Quiz: Log Pipelines¶

4 questions

L0 (1 questions)¶

1. What is the difference between structured and unstructured logging, and why does it matter for log pipelines?

Show answer

Unstructured logs are free-text lines (e.g., Nginx default format) that require regex parsing to extract fields. Structured logs use JSON or key-value pairs where fields are already labeled. Structured logs are far easier to process, route, and query in a pipeline because no fragile parsing step is needed.

L1 (1 questions)¶

1. What are the four stages of a log pipeline and what tool handles each?

Show answer

1. Collection — agents on each node collect logs (Fluentbit, Promtail, Filebeat).
2. Processing — parse, filter, enrich, and transform (Fluentd, Vector, Logstash).
3. Buffering — hold logs when the destination is slow or down (memory/disk buffers in the pipeline tool).
4. Delivery — send to destinations (Elasticsearch, Loki, S3, Datadog). Many tools combine multiple stages.

L2 (1 questions)¶

1. Your log pipeline is dropping logs during traffic spikes. What is backpressure and how do you configure the pipeline to handle it?

Show answer

Backpressure occurs when the pipeline produces data faster than the destination can consume it.
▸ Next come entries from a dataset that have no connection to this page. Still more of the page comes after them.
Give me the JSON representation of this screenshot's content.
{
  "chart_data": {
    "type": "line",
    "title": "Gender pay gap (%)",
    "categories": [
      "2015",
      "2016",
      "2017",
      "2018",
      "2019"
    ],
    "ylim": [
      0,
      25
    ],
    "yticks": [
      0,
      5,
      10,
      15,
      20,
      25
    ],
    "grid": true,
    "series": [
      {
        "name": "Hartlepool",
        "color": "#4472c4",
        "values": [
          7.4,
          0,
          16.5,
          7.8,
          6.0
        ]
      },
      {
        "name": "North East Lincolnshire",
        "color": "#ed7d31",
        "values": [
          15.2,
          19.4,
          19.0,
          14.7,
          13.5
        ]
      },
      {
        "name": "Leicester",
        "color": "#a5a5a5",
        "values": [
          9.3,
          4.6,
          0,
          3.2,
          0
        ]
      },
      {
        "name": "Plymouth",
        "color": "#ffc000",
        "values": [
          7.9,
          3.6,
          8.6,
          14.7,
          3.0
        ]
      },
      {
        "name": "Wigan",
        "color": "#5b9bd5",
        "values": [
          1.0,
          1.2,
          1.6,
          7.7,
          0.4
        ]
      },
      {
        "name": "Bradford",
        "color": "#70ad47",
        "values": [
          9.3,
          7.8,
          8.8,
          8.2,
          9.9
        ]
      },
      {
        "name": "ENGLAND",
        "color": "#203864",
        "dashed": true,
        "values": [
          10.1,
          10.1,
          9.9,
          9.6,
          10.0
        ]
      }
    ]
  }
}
Solutions: (1) Add disk-based buffering so logs are not lost when memory fills. (2) Increase destination write capacity. (3) Configure retry with exponential backoff. (4) Set up a dead-letter queue for undeliverable logs. (5) In Fluentbit/Vector, tune buffer_size and flush intervals. The goal is at-least-once delivery — accept potential duplicates over data loss.

L3 (1 questions)¶

1. You are designing a log pipeline for a 500-node Kubernetes cluster producing 10TB/day of logs. What architecture do you use?

Show answer

Two-tier architecture: (1) Lightweight agents per node (Fluentbit as DaemonSet) for collection and basic filtering — drop debug logs, add metadata. (2) Aggregation layer (Fluentd or Vector as a separate Deployment) for heavy parsing, enrichment, routing. Route: hot logs (errors, security) to Elasticsearch/Loki for real-time query, cold logs to S3 with lifecycle policies. Use Kafka as a buffer between tiers for durability. Set resource limits on DaemonSet to prevent log agents from starving application pods.